If the overloaded state is due to normally occurring workload, it is best to expand the system with more drives and/or reformat the drives with larger number of entries (relates mainly to HDD drives). The latter case might be caused by low number of hard drives in a HDD-only or a hybrid pool, and rarely due to overloaded SSDs.

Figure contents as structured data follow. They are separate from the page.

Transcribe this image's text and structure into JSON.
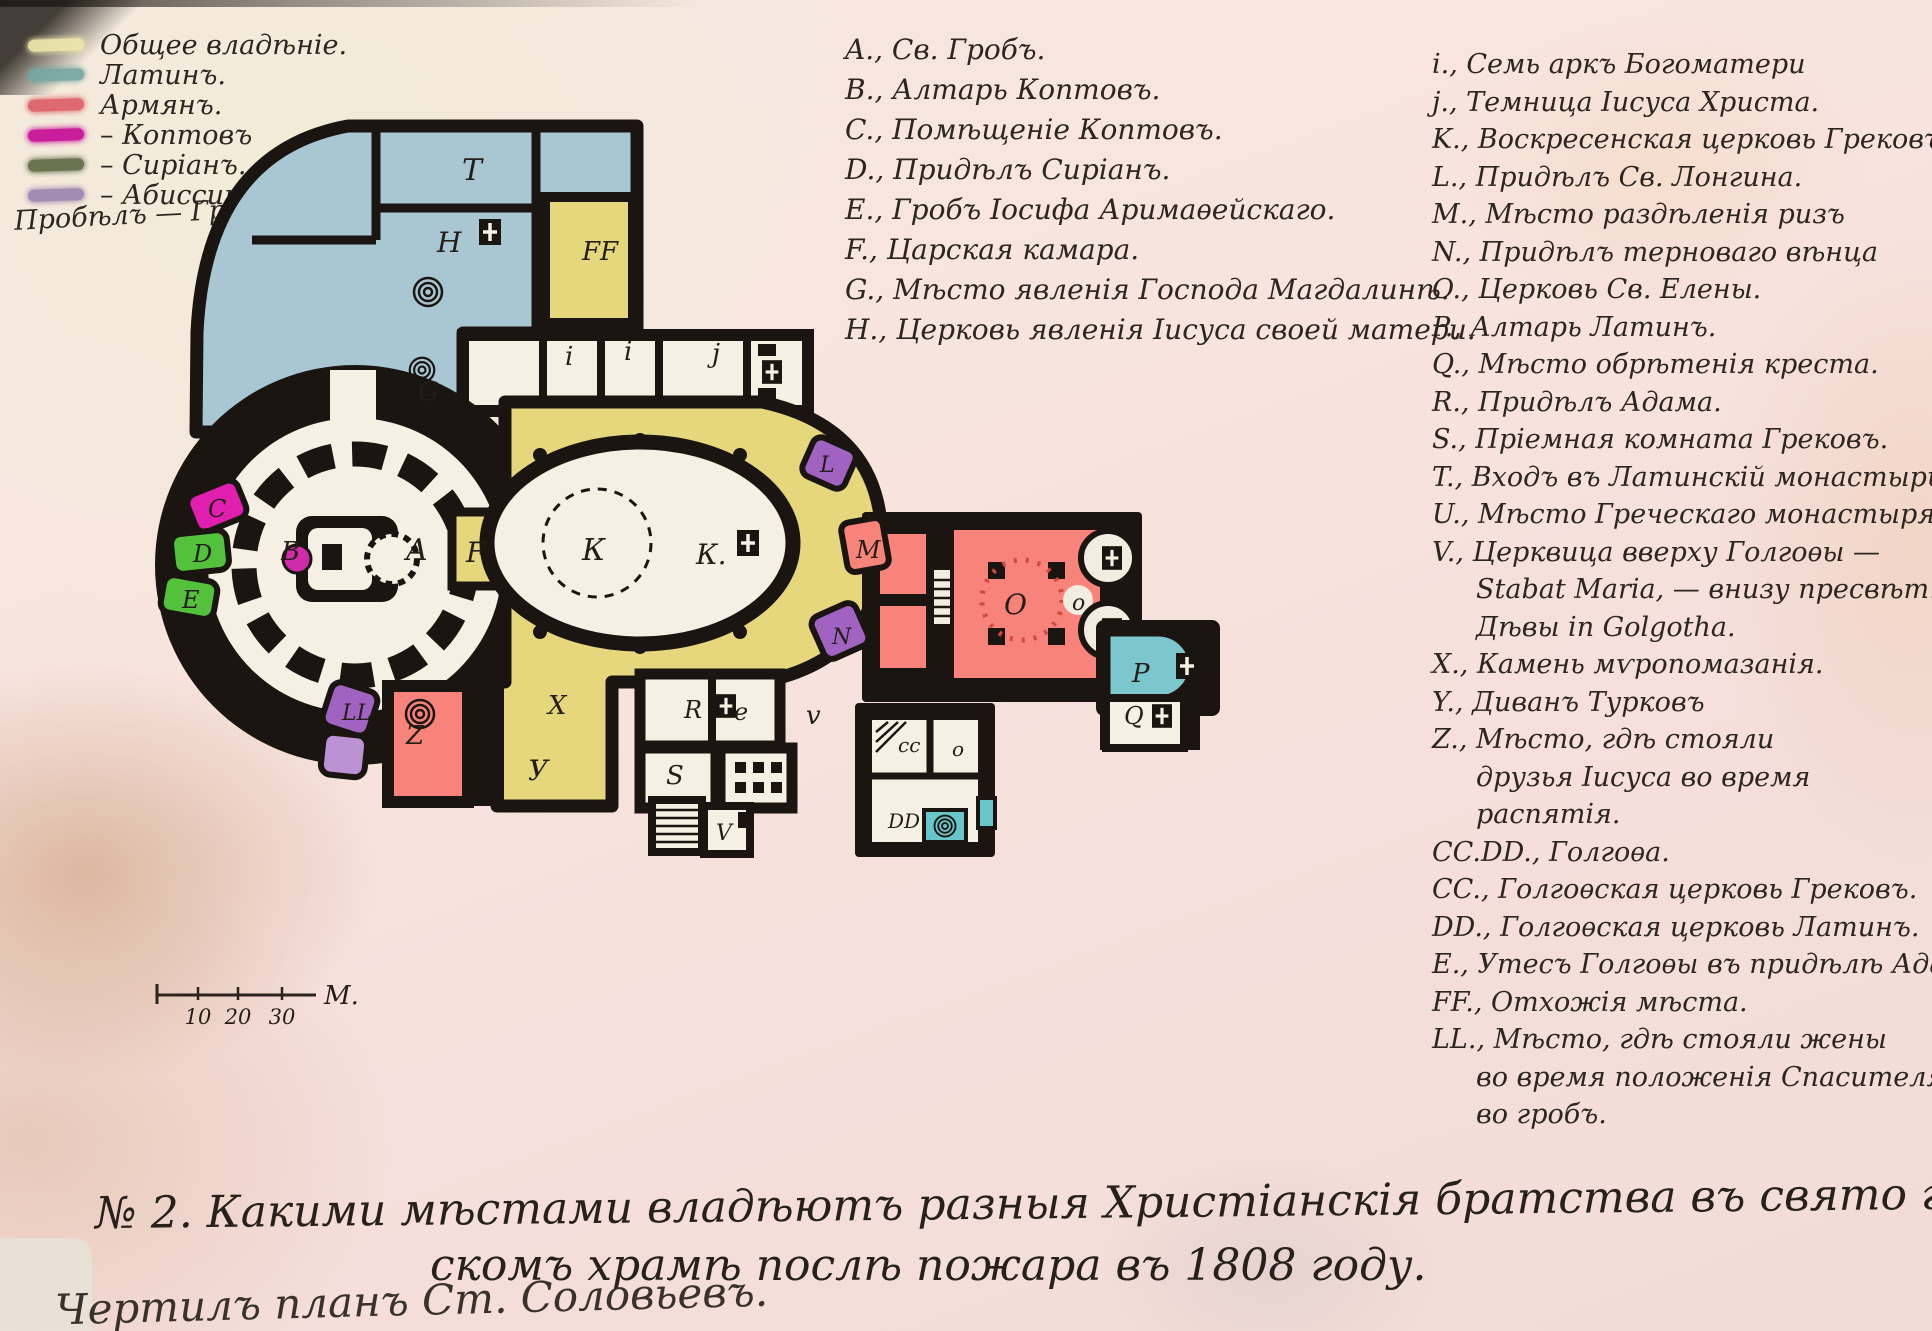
{
  "legend": {
    "items": [
      {
        "label": "Общее владѣніе.",
        "color": "#efe9ac"
      },
      {
        "label": "Латинъ.",
        "color": "#76a8a2"
      },
      {
        "label": "Армянъ.",
        "color": "#dd5f68"
      },
      {
        "label": "– Коптовъ",
        "color": "#c60d97"
      },
      {
        "label": "– Сиріанъ.",
        "color": "#5f6b44"
      },
      {
        "label": "– Абиссинцевъ",
        "color": "#9c85b0"
      }
    ],
    "footnote": "Пробѣлъ — Грековъ."
  },
  "center_list": {
    "items": [
      "A., Св. Гробъ.",
      "B., Алтарь Коптовъ.",
      "C., Помѣщеніе Коптовъ.",
      "D., Придѣлъ Сиріанъ.",
      "E., Гробъ Іосифа Аримаѳейскаго.",
      "F., Царская камара.",
      "G., Мѣсто явленія Господа Магдалинѣ.",
      "H., Церковь явленія Іисуса своей матери."
    ]
  },
  "right_list": {
    "items": [
      {
        "lines": [
          "i., Семь аркъ Богоматери"
        ]
      },
      {
        "lines": [
          "j., Темница Іисуса Христа."
        ]
      },
      {
        "lines": [
          "K., Воскресенская церковь Грековъ."
        ]
      },
      {
        "lines": [
          "L., Придѣлъ Св. Лонгина."
        ]
      },
      {
        "lines": [
          "M., Мѣсто раздѣленія ризъ"
        ]
      },
      {
        "lines": [
          "N., Придѣлъ терноваго вѣнца"
        ]
      },
      {
        "lines": [
          "O., Церковь Св. Елены."
        ]
      },
      {
        "lines": [
          "P., Алтарь Латинъ."
        ]
      },
      {
        "lines": [
          "Q., Мѣсто обрѣтенія креста."
        ]
      },
      {
        "lines": [
          "R., Придѣлъ Адама."
        ]
      },
      {
        "lines": [
          "S., Пріемная комната Грековъ."
        ]
      },
      {
        "lines": [
          "T., Входъ въ Латинскій монастырь"
        ]
      },
      {
        "lines": [
          "U., Мѣсто Греческаго монастыря"
        ]
      },
      {
        "lines": [
          "V., Церквица вверху Голгоѳы —",
          "Stabat Maria, — внизу пресвѣт.",
          "Дѣвы in Golgotha."
        ]
      },
      {
        "lines": [
          "X., Камень мѵропомазанія."
        ]
      },
      {
        "lines": [
          "Y., Диванъ Турковъ"
        ]
      },
      {
        "lines": [
          "Z., Мѣсто, гдѣ стояли",
          "друзья Іисуса во время",
          "распятія."
        ]
      },
      {
        "lines": [
          "CC.DD., Голгоѳа."
        ]
      },
      {
        "lines": [
          "CC., Голгоѳская церковь Грековъ."
        ]
      },
      {
        "lines": [
          "DD., Голгоѳская церковь Латинъ."
        ]
      },
      {
        "lines": [
          "E., Утесъ Голгоѳы въ придѣлѣ Адама."
        ]
      },
      {
        "lines": [
          "FF., Отхожія мѣста."
        ]
      },
      {
        "lines": [
          "LL., Мѣсто, гдѣ стояли жены",
          "во время положенія Спасителя",
          "во гробъ."
        ]
      }
    ]
  },
  "plan": {
    "labels": [
      {
        "t": "T",
        "x": 462,
        "y": 180,
        "s": 30
      },
      {
        "t": "H",
        "x": 437,
        "y": 252,
        "s": 28
      },
      {
        "t": "FF",
        "x": 582,
        "y": 260,
        "s": 26
      },
      {
        "t": "G",
        "x": 418,
        "y": 400,
        "s": 26
      },
      {
        "t": "i",
        "x": 565,
        "y": 365,
        "s": 26
      },
      {
        "t": "i",
        "x": 624,
        "y": 360,
        "s": 26
      },
      {
        "t": "j",
        "x": 712,
        "y": 362,
        "s": 26
      },
      {
        "t": "B",
        "x": 281,
        "y": 560,
        "s": 26
      },
      {
        "t": "A",
        "x": 406,
        "y": 560,
        "s": 30
      },
      {
        "t": "F",
        "x": 466,
        "y": 562,
        "s": 28
      },
      {
        "t": "К",
        "x": 582,
        "y": 560,
        "s": 30
      },
      {
        "t": "К.",
        "x": 696,
        "y": 564,
        "s": 28
      },
      {
        "t": "C",
        "x": 208,
        "y": 517,
        "s": 24
      },
      {
        "t": "D",
        "x": 193,
        "y": 562,
        "s": 24
      },
      {
        "t": "E",
        "x": 182,
        "y": 608,
        "s": 24
      },
      {
        "t": "LL",
        "x": 342,
        "y": 720,
        "s": 22
      },
      {
        "t": "L",
        "x": 820,
        "y": 472,
        "s": 22
      },
      {
        "t": "М",
        "x": 856,
        "y": 558,
        "s": 24
      },
      {
        "t": "N",
        "x": 832,
        "y": 644,
        "s": 22
      },
      {
        "t": "X",
        "x": 548,
        "y": 714,
        "s": 26
      },
      {
        "t": "У",
        "x": 528,
        "y": 780,
        "s": 28
      },
      {
        "t": "Z",
        "x": 406,
        "y": 744,
        "s": 26
      },
      {
        "t": "R",
        "x": 684,
        "y": 718,
        "s": 24
      },
      {
        "t": "e",
        "x": 734,
        "y": 720,
        "s": 24
      },
      {
        "t": "S",
        "x": 666,
        "y": 784,
        "s": 26
      },
      {
        "t": "V",
        "x": 716,
        "y": 840,
        "s": 22
      },
      {
        "t": "v",
        "x": 806,
        "y": 724,
        "s": 26
      },
      {
        "t": "О",
        "x": 1004,
        "y": 614,
        "s": 28
      },
      {
        "t": "o",
        "x": 1072,
        "y": 610,
        "s": 22
      },
      {
        "t": "P",
        "x": 1132,
        "y": 682,
        "s": 26
      },
      {
        "t": "Q",
        "x": 1124,
        "y": 724,
        "s": 24
      },
      {
        "t": "cc",
        "x": 898,
        "y": 752,
        "s": 20
      },
      {
        "t": "o",
        "x": 952,
        "y": 756,
        "s": 20
      },
      {
        "t": "DD",
        "x": 888,
        "y": 828,
        "s": 20
      }
    ]
  },
  "scale_bar": {
    "ticks": [
      {
        "label": "10",
        "x": 198
      },
      {
        "label": "20",
        "x": 238
      },
      {
        "label": "30",
        "x": 282
      }
    ],
    "unit": "М.",
    "unit_x": 324
  },
  "caption": {
    "line1": "№ 2. Какими мѣстами владѣютъ разныя Христіанскія братства въ свято гроб-",
    "line2": "скомъ храмѣ послѣ пожара въ 1808 году."
  },
  "signature": "Чертилъ планъ Ст. Соловьевъ.",
  "icons": {
    "altar_cross_icon": "⊞",
    "spiral_stair_icon": "◎"
  },
  "colors": {
    "common_yellow": "#e7d77c",
    "latin_blue": "#a9c6d3",
    "armenian_red": "#f8837a",
    "coptic_magenta": "#e01fae",
    "syrian_green": "#53c13c",
    "abyssinian_purple": "#a163c2",
    "teal_rooms": "#68c6cb",
    "ink": "#1a1511"
  }
}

Another case related to overloaded drives is when many volumes are created out of the same template. This requires overrides to shuffle the objects where the journals are residing; the goal is avoiding overload of the same triplet of disks when all virtual machines spike for some reason (i.e. unattended upgrades, a syslog intensive cron job, and so on).
More information
Apart from the notes for the replication above, none of the degraded state cases listed here should affect the stability of the system. For the example, with the missing disk in hybrid systems with a single failed SSD, all read requests on volumes with triple replication that have data on the failed drive will be served by some of the redundant copies on HDDs. This could bring up a bit the read latencies for the operations on the parts of the volume which were on this exact SSD. This is usually negligible in medium to large systems, i.e. in a cluster with 20 SSDs or NVMe drives – these are 1/20th of all the read operations in the cluster. In case of dual replicas on SSDs and a third replica on HDDs there is no read latency penalty whatsoever, which is also the case for missing hard drives - they will not affect the system at all, and in fact some write operations are even faster, because they are not waiting for the missing drive.